Константин повторил процедуру с пеплом от сожженного холста. Результат был такой же – холсту было около пятисот лет, и он соответствовал по составу тканям, производившимся в Венеции в шестнадцатом веке.
– Ну вот, все готово! – Лаборант протянул Старыгину распечатку и выжидательно заглянул в его глаза.
– Уговор дороже денег! – Дмитрий Алексеевич отдал ему этикетку и покинул лабораторию.
Вернувшись в свой кабинет, он еще раз перечитал распечатку с результатами спектрального анализа.
Они были однозначны – и краски, и холст соответствовали подлинным, тем, которые использовал великий Якопо Тинторетто. Причем краски, которыми была написана кровь на жезле, не отличались от остальных.
Но как это может быть?
Ведь портрет адмирала Морозини уже почти девяносто лет находится в коллекции Эрмитажа, куда он поступил из частной коллекции, он многократно воспроизводился в альбомах и монографиях – и на нем никогда не было крови!

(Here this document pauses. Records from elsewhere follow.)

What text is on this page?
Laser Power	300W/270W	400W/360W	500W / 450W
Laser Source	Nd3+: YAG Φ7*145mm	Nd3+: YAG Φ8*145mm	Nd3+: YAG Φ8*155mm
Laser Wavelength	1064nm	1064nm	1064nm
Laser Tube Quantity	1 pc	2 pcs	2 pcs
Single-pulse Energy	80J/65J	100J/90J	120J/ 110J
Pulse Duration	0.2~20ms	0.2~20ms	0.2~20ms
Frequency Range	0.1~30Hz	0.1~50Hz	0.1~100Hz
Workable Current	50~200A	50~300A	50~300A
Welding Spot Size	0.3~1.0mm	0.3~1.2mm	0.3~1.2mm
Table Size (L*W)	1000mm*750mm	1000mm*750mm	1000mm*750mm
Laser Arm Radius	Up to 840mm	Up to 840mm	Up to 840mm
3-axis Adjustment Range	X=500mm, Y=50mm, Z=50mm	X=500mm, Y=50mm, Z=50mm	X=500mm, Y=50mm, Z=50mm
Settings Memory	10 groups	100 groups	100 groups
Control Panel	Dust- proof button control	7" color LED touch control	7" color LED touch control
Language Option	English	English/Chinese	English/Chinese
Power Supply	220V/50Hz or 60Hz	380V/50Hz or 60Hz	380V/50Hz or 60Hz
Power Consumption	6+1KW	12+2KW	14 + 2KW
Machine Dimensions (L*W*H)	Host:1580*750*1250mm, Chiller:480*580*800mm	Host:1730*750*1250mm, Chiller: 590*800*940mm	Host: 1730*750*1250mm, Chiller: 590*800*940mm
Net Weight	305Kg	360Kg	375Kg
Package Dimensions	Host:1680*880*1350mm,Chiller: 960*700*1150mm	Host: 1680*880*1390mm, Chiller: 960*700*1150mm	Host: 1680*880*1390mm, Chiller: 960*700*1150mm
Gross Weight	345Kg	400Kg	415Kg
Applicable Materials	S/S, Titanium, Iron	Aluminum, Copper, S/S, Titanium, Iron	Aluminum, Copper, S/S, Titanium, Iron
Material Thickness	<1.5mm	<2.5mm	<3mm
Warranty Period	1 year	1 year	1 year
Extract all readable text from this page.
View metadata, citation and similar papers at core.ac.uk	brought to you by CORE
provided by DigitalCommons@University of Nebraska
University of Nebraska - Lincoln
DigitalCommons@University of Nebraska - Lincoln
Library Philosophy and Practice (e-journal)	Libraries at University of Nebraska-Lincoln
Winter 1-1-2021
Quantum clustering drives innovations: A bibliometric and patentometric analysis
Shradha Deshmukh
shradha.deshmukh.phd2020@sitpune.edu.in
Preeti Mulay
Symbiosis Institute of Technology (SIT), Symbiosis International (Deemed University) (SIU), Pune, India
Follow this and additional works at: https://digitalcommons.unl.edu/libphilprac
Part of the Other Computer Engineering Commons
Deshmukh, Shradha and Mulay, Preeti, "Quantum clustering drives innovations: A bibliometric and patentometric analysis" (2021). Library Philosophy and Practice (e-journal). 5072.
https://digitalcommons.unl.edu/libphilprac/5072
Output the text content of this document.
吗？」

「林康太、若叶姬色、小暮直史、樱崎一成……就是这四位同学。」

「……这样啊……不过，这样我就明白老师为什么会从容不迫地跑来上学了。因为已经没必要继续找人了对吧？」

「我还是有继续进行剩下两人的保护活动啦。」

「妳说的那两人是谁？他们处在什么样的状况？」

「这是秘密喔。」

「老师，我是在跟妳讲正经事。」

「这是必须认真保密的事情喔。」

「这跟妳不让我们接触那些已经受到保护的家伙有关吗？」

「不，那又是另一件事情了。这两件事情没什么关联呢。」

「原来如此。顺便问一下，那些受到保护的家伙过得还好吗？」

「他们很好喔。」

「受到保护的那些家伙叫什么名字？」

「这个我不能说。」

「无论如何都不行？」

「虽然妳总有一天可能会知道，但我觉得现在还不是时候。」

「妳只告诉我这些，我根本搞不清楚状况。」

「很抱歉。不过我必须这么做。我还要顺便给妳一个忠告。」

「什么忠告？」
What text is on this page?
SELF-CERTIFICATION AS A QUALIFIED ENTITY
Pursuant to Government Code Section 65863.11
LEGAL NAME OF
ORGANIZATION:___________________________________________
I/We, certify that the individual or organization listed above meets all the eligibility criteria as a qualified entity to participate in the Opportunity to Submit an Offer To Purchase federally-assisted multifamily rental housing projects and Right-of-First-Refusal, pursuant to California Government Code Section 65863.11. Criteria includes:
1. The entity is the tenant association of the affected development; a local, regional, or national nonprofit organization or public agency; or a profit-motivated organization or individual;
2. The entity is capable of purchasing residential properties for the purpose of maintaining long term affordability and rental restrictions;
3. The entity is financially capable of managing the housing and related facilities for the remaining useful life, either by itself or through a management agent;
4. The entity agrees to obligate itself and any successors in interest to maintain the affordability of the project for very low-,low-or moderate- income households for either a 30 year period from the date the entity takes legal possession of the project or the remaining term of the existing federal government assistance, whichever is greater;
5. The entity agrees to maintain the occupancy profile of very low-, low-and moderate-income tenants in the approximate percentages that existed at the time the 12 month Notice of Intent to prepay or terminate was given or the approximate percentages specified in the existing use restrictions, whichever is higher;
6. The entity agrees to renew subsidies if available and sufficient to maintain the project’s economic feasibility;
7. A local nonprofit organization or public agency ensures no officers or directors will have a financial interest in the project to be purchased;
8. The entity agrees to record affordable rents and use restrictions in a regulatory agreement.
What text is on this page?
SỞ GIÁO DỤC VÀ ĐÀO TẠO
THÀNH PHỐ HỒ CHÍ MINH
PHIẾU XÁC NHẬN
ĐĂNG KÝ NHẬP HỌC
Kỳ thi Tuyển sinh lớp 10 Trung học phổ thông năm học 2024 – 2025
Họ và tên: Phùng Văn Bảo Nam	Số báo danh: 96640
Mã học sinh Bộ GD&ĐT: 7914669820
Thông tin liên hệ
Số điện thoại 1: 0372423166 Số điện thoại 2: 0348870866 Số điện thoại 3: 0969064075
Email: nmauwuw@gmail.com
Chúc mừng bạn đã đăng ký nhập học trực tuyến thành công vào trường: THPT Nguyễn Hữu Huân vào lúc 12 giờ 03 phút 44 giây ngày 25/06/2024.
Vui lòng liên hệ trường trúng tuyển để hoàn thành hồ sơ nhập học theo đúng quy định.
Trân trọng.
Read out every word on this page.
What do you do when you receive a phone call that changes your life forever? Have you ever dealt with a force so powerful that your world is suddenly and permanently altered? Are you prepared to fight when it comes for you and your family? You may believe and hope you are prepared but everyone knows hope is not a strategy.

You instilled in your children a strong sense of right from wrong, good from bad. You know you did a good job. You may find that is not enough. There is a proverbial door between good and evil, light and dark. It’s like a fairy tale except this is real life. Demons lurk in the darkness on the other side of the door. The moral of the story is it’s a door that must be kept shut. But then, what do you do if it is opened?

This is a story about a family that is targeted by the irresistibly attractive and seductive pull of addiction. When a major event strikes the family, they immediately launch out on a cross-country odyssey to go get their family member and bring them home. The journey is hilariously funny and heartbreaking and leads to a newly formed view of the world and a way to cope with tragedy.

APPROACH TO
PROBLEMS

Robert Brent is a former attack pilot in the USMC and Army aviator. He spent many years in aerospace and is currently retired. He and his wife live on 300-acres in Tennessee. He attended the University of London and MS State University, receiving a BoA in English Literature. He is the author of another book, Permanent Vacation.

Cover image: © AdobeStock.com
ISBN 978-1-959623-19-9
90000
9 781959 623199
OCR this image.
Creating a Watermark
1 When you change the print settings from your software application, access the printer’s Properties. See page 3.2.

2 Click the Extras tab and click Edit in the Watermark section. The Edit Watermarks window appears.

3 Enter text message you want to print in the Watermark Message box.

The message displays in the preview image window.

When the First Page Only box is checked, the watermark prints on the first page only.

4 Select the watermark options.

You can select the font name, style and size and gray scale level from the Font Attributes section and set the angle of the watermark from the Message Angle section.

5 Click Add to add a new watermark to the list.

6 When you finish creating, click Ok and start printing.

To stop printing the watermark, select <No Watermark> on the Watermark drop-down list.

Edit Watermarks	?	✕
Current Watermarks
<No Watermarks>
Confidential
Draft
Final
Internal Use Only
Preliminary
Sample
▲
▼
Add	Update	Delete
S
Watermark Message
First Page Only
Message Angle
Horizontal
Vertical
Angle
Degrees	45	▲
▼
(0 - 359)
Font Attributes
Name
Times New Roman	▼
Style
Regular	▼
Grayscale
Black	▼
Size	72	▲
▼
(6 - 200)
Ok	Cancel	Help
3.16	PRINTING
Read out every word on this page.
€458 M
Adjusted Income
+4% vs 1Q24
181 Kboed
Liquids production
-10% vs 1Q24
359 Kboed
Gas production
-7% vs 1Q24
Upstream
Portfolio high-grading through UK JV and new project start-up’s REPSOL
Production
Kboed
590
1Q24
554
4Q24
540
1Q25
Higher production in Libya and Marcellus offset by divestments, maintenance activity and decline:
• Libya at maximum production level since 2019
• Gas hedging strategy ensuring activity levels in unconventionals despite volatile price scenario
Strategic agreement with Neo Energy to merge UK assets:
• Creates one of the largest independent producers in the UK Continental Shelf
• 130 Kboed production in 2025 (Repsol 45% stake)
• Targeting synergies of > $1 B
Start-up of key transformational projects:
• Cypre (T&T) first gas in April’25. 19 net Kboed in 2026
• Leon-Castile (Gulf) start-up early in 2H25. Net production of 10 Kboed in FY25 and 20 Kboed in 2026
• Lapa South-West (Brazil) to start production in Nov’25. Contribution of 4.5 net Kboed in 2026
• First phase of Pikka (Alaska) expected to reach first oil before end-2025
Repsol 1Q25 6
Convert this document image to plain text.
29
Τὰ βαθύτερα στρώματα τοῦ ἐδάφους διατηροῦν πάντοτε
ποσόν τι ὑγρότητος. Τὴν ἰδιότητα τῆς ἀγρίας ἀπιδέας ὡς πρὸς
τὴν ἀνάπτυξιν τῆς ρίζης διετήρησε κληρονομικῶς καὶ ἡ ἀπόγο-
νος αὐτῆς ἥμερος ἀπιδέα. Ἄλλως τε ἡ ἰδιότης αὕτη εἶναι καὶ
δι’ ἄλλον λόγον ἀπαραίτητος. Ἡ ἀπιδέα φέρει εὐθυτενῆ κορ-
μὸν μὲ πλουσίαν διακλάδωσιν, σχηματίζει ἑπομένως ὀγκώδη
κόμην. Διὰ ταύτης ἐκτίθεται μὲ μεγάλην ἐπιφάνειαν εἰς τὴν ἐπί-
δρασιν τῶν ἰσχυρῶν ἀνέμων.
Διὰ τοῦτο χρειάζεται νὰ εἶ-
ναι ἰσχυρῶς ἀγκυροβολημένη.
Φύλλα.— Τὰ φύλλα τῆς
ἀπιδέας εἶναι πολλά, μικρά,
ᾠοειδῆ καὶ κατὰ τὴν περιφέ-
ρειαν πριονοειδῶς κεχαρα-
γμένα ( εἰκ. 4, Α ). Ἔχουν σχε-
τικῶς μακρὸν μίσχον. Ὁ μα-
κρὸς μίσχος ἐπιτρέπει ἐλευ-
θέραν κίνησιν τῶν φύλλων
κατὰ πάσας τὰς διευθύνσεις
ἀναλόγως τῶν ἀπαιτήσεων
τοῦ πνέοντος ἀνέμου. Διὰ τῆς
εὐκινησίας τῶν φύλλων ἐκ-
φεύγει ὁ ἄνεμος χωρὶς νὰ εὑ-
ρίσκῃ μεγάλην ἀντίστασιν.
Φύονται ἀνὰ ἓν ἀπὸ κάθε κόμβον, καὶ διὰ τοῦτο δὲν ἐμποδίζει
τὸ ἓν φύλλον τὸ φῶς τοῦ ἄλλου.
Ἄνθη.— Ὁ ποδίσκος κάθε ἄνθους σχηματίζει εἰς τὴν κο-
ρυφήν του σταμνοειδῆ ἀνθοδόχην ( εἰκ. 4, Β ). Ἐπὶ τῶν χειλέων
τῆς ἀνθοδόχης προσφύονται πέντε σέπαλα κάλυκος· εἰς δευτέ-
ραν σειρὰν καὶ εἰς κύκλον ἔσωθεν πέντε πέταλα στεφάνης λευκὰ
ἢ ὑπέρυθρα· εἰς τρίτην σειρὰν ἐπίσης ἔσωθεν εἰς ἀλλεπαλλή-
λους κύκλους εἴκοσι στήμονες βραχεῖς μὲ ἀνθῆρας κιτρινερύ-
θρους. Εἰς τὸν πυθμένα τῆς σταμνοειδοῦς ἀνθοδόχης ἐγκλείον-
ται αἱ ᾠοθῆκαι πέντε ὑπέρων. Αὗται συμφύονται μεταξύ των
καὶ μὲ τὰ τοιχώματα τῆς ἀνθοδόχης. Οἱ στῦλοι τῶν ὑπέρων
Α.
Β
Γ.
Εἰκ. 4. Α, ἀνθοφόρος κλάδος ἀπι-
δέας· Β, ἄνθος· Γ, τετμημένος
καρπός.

Однако против науки не попрешь. Точный прибор не может ошибаться.
Старыгин встал из-за стола, вышел на середину кабинета и остановился перед картиной, глядя в глаза старого адмирала.
– Ну и что же это значит? – проговорил он вслух. – Какую тайну вы скрываете от меня, ваше превосходительство? Или как вас полагалось называть?
Дверь за его спиной негромко скрипнула, и раздался голос Лютостанского:
– С кем вы разговариваете, Дмитрий Алексеевич? Вы не один?
Старыгин обернулся и смущенно проговорил:
– Да нет, это я сам с собой…
– Вот к чему приводит одиночество! – с мягким укором произнес Александр Николаевич. – Разговаривать с собой – это последнее дело! Жениться вам нужно! Давно пора!
– Жениться? Мне? – фыркнул Старыгин. – Еще чего?
– Но я не для того пришел, чтобы цитировать Пушкина или обсуждать вашу личную жизнь! – спохватился Лютостанский. – Как, вам удалось что-нибудь узнать? Сколько времени вам понадобится на реставрацию картины? Дня за три управитесь?
– Вы понимаете, Александр Николаевич… – протянул Старыгин смущенно, – дело в том, что реставрировать здесь нечего.
– То есть как – нечего? – Лютостанский повернулся к злополучному портрету. – Нужно убрать эту чертову кровь… извините за грубость, нужно вернуть картине ее первозданный облик…
– А это и есть ее первозданный облик, – перебил Лютостанского Дмитрий Алексеевич.
– Что вы такое говорите? – Искусствовед захлопал глазами. – Но эта кровь…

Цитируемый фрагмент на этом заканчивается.